DnD should focus on sandbox because it's what it does best. The DM can handle anything. If you want an AP style game.... you are now competing with computer games, good luck with that.

As for small races. I personally dont really like them. I generally dont want to play a child size hero. On the other hand, the occasional "against type" small guy, like a halfling barb, could be good fun. But on the whole, my games have very rarely had small races in them, ever. You could take them out of PHB for us and we wouldnt miss them (esp since we allow racial stat bonuses to be put on any stat regardless of race).
 

The level reports are trivial self fulfilling prophecies. Why even include it? Most games that are played are 1-6? Really I wonder why? Oh yeah, because the game starts at level 1. Games end around level 10? Really? I wonder why? Oh yeah because, almost unequivocally, the DMG and other sources talk about running games for lower levels. There isn't high level play because Wizards doesn't know how to explain high level play, and you know why they can't explain it? Because people don't play high level. It's circular logic and they have never made a real effort to change that.

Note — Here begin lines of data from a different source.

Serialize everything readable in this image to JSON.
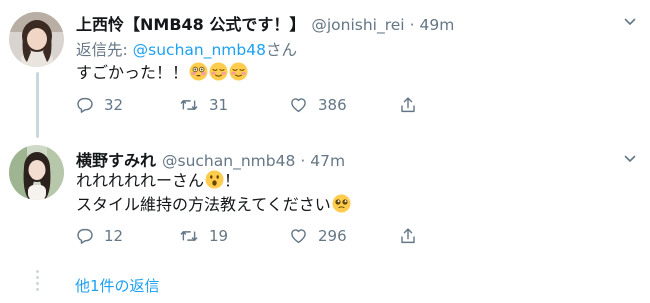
{
  "colors": {
    "link": "#1da1f2",
    "secondary_text": "#657786",
    "thread_line": "#ccd6dd"
  },
  "tweets": [
    {
      "name": "上西怜【NMB48 公式です！】",
      "handle": "@jonishi_rei",
      "separator": "·",
      "time": "49m",
      "reply_to_prefix": "返信先: ",
      "reply_to_handle": "@suchan_nmb48",
      "reply_to_suffix": "さん",
      "text": "すごかった！！",
      "emojis": [
        "flushed-face-emoji",
        "relieved-face-emoji",
        "relieved-face-emoji"
      ],
      "replies": "32",
      "retweets": "31",
      "likes": "386"
    },
    {
      "name": "横野すみれ",
      "handle": "@suchan_nmb48",
      "separator": "·",
      "time": "47m",
      "text_line1": "れれれれれーさん",
      "text_line1_emoji": "astonished-face-emoji",
      "text_line1_suffix": "！",
      "text_line2": "スタイル維持の方法教えてください",
      "text_line2_emoji": "pleading-face-emoji",
      "replies": "12",
      "retweets": "19",
      "likes": "296"
    }
  ],
  "more_replies": "他1件の返信"
}
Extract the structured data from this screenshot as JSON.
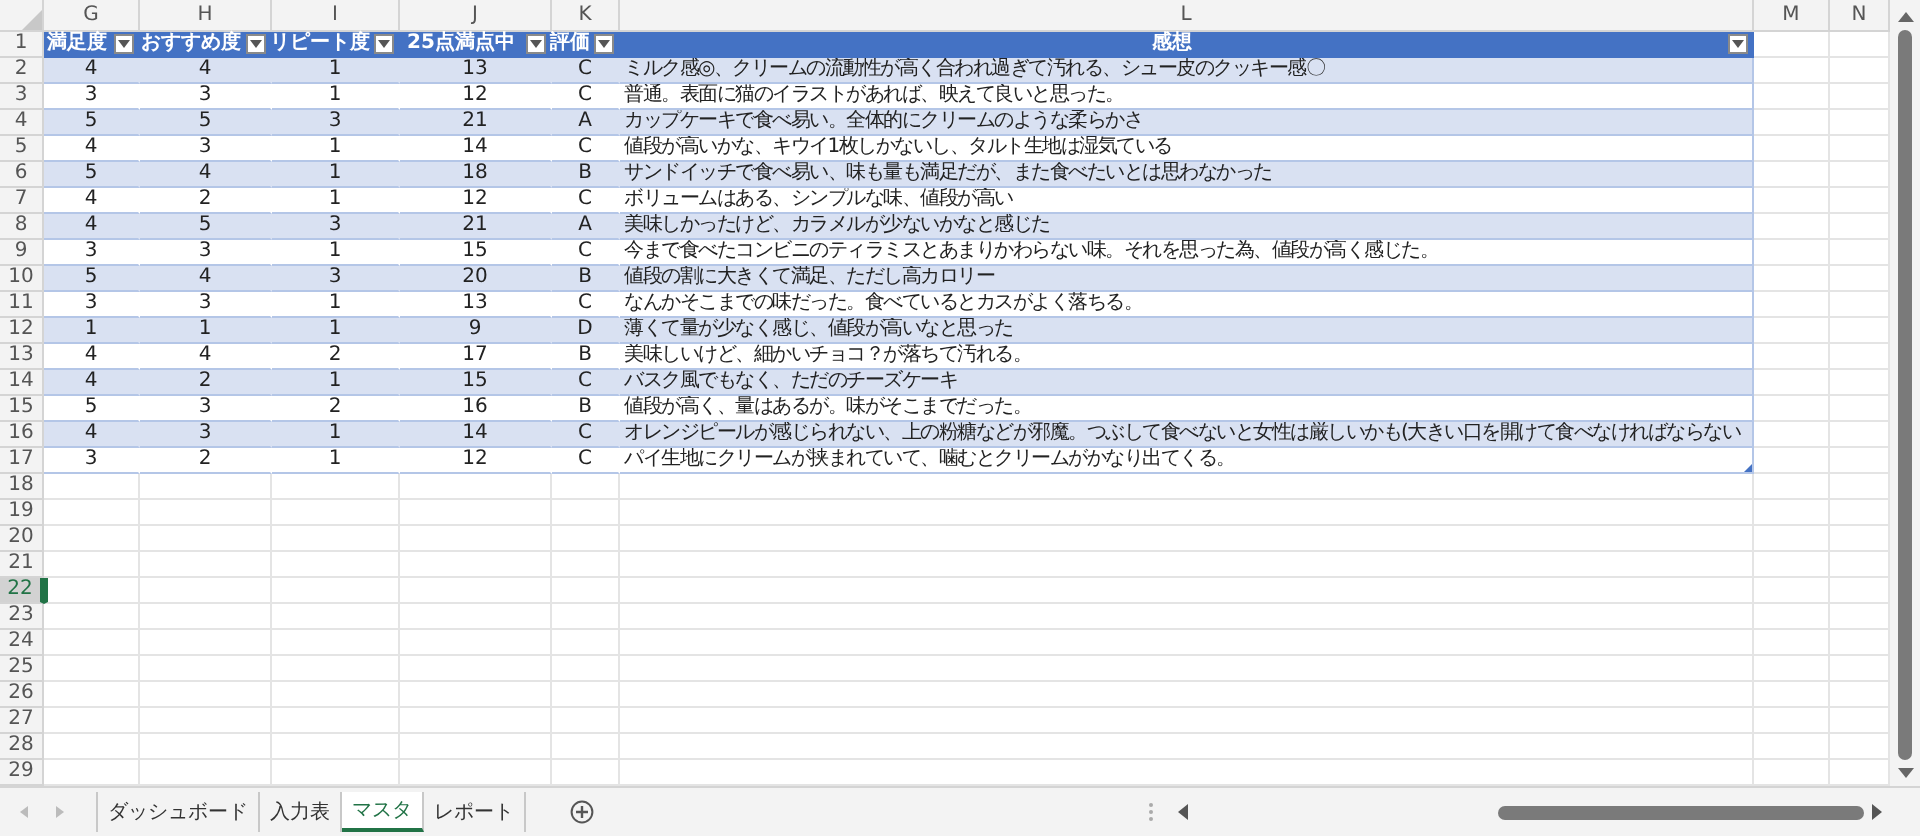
{
  "column_letters": [
    "G",
    "H",
    "I",
    "J",
    "K",
    "L",
    "M",
    "N"
  ],
  "row_numbers": [
    {
      "label": "1",
      "selected": false
    },
    {
      "label": "2",
      "selected": false
    },
    {
      "label": "3",
      "selected": false
    },
    {
      "label": "4",
      "selected": false
    },
    {
      "label": "5",
      "selected": false
    },
    {
      "label": "6",
      "selected": false
    },
    {
      "label": "7",
      "selected": false
    },
    {
      "label": "8",
      "selected": false
    },
    {
      "label": "9",
      "selected": false
    },
    {
      "label": "10",
      "selected": false
    },
    {
      "label": "11",
      "selected": false
    },
    {
      "label": "12",
      "selected": false
    },
    {
      "label": "13",
      "selected": false
    },
    {
      "label": "14",
      "selected": false
    },
    {
      "label": "15",
      "selected": false
    },
    {
      "label": "16",
      "selected": false
    },
    {
      "label": "17",
      "selected": false
    },
    {
      "label": "18",
      "selected": false
    },
    {
      "label": "19",
      "selected": false
    },
    {
      "label": "20",
      "selected": false
    },
    {
      "label": "21",
      "selected": false
    },
    {
      "label": "22",
      "selected": true
    },
    {
      "label": "23",
      "selected": false
    },
    {
      "label": "24",
      "selected": false
    },
    {
      "label": "25",
      "selected": false
    },
    {
      "label": "26",
      "selected": false
    },
    {
      "label": "27",
      "selected": false
    },
    {
      "label": "28",
      "selected": false
    },
    {
      "label": "29",
      "selected": false
    }
  ],
  "table": {
    "columns": [
      "満足度",
      "おすすめ度",
      "リピート度",
      "25点満点中",
      "評価",
      "感想"
    ],
    "rows": [
      [
        "4",
        "4",
        "1",
        "13",
        "C",
        "ミルク感◎、クリームの流動性が高く合われ過ぎて汚れる、シュー皮のクッキー感〇"
      ],
      [
        "3",
        "3",
        "1",
        "12",
        "C",
        "普通。表面に猫のイラストがあれば、映えて良いと思った。"
      ],
      [
        "5",
        "5",
        "3",
        "21",
        "A",
        "カップケーキで食べ易い。全体的にクリームのような柔らかさ"
      ],
      [
        "4",
        "3",
        "1",
        "14",
        "C",
        "値段が高いかな、キウイ1枚しかないし、タルト生地は湿気ている"
      ],
      [
        "5",
        "4",
        "1",
        "18",
        "B",
        "サンドイッチで食べ易い、味も量も満足だが、また食べたいとは思わなかった"
      ],
      [
        "4",
        "2",
        "1",
        "12",
        "C",
        "ボリュームはある、シンプルな味、値段が高い"
      ],
      [
        "4",
        "5",
        "3",
        "21",
        "A",
        "美味しかったけど、カラメルが少ないかなと感じた"
      ],
      [
        "3",
        "3",
        "1",
        "15",
        "C",
        "今まで食べたコンビニのティラミスとあまりかわらない味。それを思った為、値段が高く感じた。"
      ],
      [
        "5",
        "4",
        "3",
        "20",
        "B",
        "値段の割に大きくて満足、ただし高カロリー"
      ],
      [
        "3",
        "3",
        "1",
        "13",
        "C",
        "なんかそこまでの味だった。食べているとカスがよく落ちる。"
      ],
      [
        "1",
        "1",
        "1",
        "9",
        "D",
        "薄くて量が少なく感じ、値段が高いなと思った"
      ],
      [
        "4",
        "4",
        "2",
        "17",
        "B",
        "美味しいけど、細かいチョコ？が落ちて汚れる。"
      ],
      [
        "4",
        "2",
        "1",
        "15",
        "C",
        "バスク風でもなく、ただのチーズケーキ"
      ],
      [
        "5",
        "3",
        "2",
        "16",
        "B",
        "値段が高く、量はあるが。味がそこまでだった。"
      ],
      [
        "4",
        "3",
        "1",
        "14",
        "C",
        "オレンジピールが感じられない、上の粉糖などが邪魔。つぶして食べないと女性は厳しいかも(大きい口を開けて食べなければならない"
      ],
      [
        "3",
        "2",
        "1",
        "12",
        "C",
        "パイ生地にクリームが挟まれていて、噛むとクリームがかなり出てくる。"
      ]
    ]
  },
  "sheet_tabs": [
    {
      "label": "ダッシュボード",
      "selected": false
    },
    {
      "label": "入力表",
      "selected": false
    },
    {
      "label": "マスタ",
      "selected": true
    },
    {
      "label": "レポート",
      "selected": false
    }
  ]
}
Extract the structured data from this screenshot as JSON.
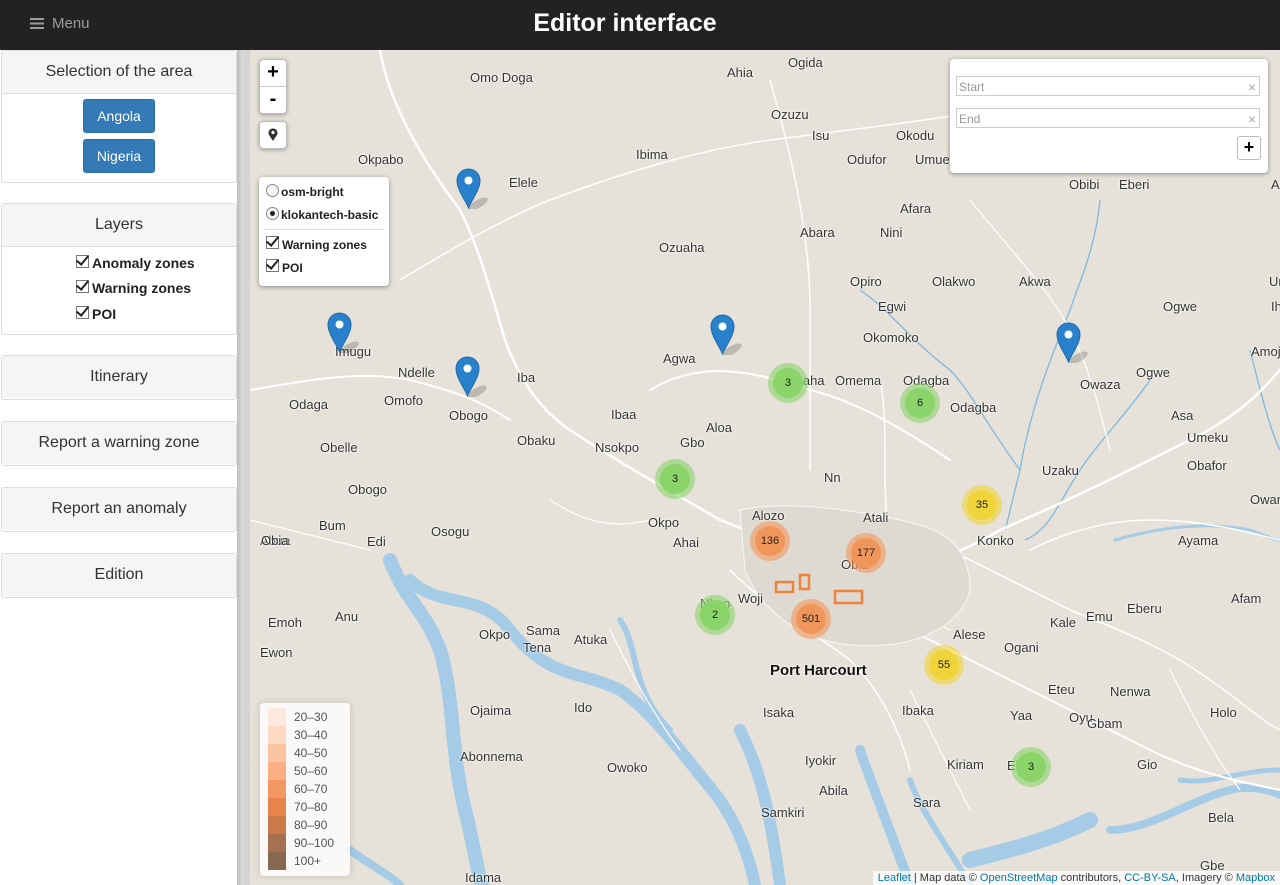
{
  "header": {
    "menu_label": "Menu",
    "title": "Editor interface"
  },
  "sidebar": {
    "area": {
      "title": "Selection of the area",
      "buttons": [
        "Angola",
        "Nigeria"
      ]
    },
    "layers": {
      "title": "Layers",
      "items": [
        {
          "label": "Anomaly zones",
          "checked": true
        },
        {
          "label": "Warning zones",
          "checked": true
        },
        {
          "label": "POI",
          "checked": true
        }
      ]
    },
    "itinerary": {
      "title": "Itinerary"
    },
    "report_warning": {
      "title": "Report a warning zone"
    },
    "report_anomaly": {
      "title": "Report an anomaly"
    },
    "edition": {
      "title": "Edition"
    }
  },
  "map": {
    "zoom_in": "+",
    "zoom_out": "-",
    "base_layers": [
      "osm-bright",
      "klokantech-basic"
    ],
    "selected_base_layer": "klokantech-basic",
    "overlays": [
      "Warning zones",
      "POI"
    ],
    "itinerary": {
      "start_placeholder": "Start",
      "end_placeholder": "End",
      "add_label": "+",
      "clear_label": "×"
    },
    "legend": [
      "20–30",
      "30–40",
      "40–50",
      "50–60",
      "60–70",
      "70–80",
      "80–90",
      "90–100",
      "100+"
    ],
    "legend_colors": [
      "#fde7da",
      "#fcd5bd",
      "#fbbf98",
      "#f9a774",
      "#f18d4f",
      "#e4763a",
      "#c46a34",
      "#9c6040",
      "#7a5840"
    ],
    "clusters": [
      "3",
      "6",
      "3",
      "35",
      "136",
      "177",
      "2",
      "501",
      "55",
      "3"
    ],
    "place_labels": [
      "Omo Doga",
      "Ahia",
      "Ogida",
      "Ozuzu",
      "Isu",
      "Okodu",
      "Okpabo",
      "Ibima",
      "Odufor",
      "Umue",
      "Elele",
      "Obibi",
      "Eberi",
      "Aria",
      "Afara",
      "Abara",
      "Nini",
      "Ozuaha",
      "Opiro",
      "Olakwo",
      "Akwa",
      "Umu",
      "Egwi",
      "Ogwe",
      "Ihie",
      "Imugu",
      "Ndelle",
      "Okomoko",
      "Amoji",
      "Agwa",
      "Ozuaha",
      "Omema",
      "Odagba",
      "Owaza",
      "Ogwe",
      "Odaga",
      "Omofo",
      "Iba",
      "Obogo",
      "Odagba",
      "Asa",
      "Obelle",
      "Ibaa",
      "Aloa",
      "Obaku",
      "Nsokpo",
      "Gbo",
      "Umeku",
      "Uzaku",
      "Obafor",
      "Nn",
      "Obogo",
      "Owan",
      "Alozo",
      "Atali",
      "Bum",
      "Osogu",
      "Okpo",
      "Abua",
      "Edi",
      "Konko",
      "Ayama",
      "Ahai",
      "Obia",
      "Obia",
      "Afam",
      "Woji",
      "Nkpo",
      "Sama",
      "Eberu",
      "Emoh",
      "Anu",
      "Okpo",
      "Atuka",
      "Emu",
      "Kale",
      "Tena",
      "Alese",
      "Ewon",
      "Ogani",
      "Port Harcourt",
      "Eteu",
      "Nenwa",
      "Ojaima",
      "Ido",
      "Isaka",
      "Ibaka",
      "Yaa",
      "Oyu",
      "Gbam",
      "Holo",
      "Abonnema",
      "Ele",
      "Kiriam",
      "Gio",
      "Owoko",
      "Iyokir",
      "Abila",
      "Sara",
      "Samkiri",
      "Bela",
      "Idama",
      "Gbe"
    ],
    "attribution": {
      "leaflet": "Leaflet",
      "map_data": "| Map data ©",
      "osm": "OpenStreetMap",
      "contributors": "contributors,",
      "license": "CC-BY-SA",
      "imagery": ", Imagery ©",
      "mapbox": "Mapbox"
    }
  },
  "colors": {
    "topbar": "#222222",
    "primary_button": "#337ab7",
    "water": "#a6cbe6",
    "cluster_small": "#8bd46a",
    "cluster_medium": "#f0d43a",
    "cluster_large": "#f1965b",
    "marker": "#2a81cb"
  }
}
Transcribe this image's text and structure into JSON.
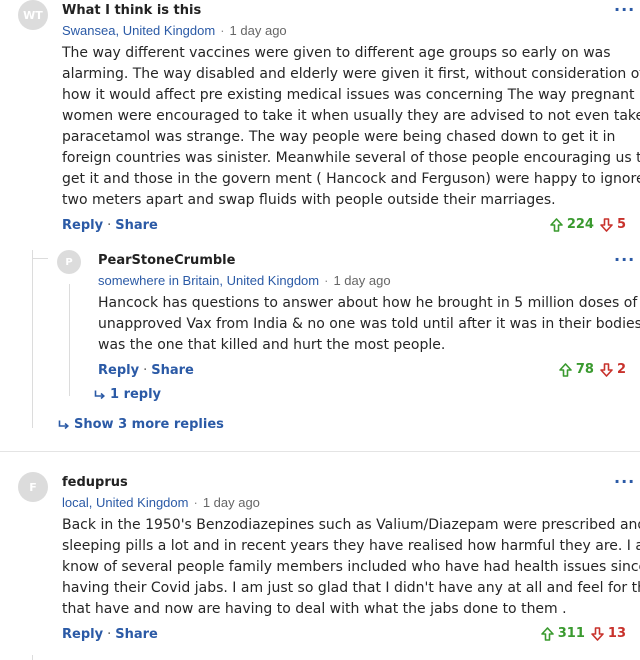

I was SUPER excited for the DMG 3 in 4e because it looked as if they were on the right track. The DMG 2 covered levels 11-20 and I was getting hyped for DMG 3 covering epic levels and then... OH ... LOOK 5e! Screw that other edition that we never finished, look at this new edition! Then they had to start over with PHB, MM and DMG that primarily covered low level stuff.

So of course games are going to be played at lower level because, that's all anyone knows how to run. They have NEVER focused on high level play in any real sense, and when they have it horribly fails (looking at you epic level handbook 3.5). Then they see that it fails, and it's hard to write for so they don't do it effectively leaving these games finished from level 1-10 and then unfinished at higher level because "it's hard". My response is, then make the damn game from level 1-10 and stop half assing the upper levels. Either do it right or don't do it at all.

It's so damn frustrating after 15 years of this. So don't tell me its surprising that most people play at low levels and end before high levels kick in. Of course that's how it happens! First, that's where the game "starts", and second we don't KNOW how to play high levels because we have never had proper instruction on how to do that effectively, and for good reason! I don't even think wizards know how to do high level play correctly, and IF that is the case, then you should be highly suspect of "balance" of classes after level 10.

Please. Talking about majority of levels of played is like saying water is wet. I didn't have to know the outcome of a survey to know what levels most groups play at.

It is longer than 15 years the AD&D 2E High Level Campaign Options talked about the difficulties of running games at high level. Also sales data over consecutive editions of D&D reveals high level stuff doesn't sell that well.

If the desire was there to make high level D&D work (for whatever reason( one would assume TSR or WoTC in 40 years would have figured out how to do it.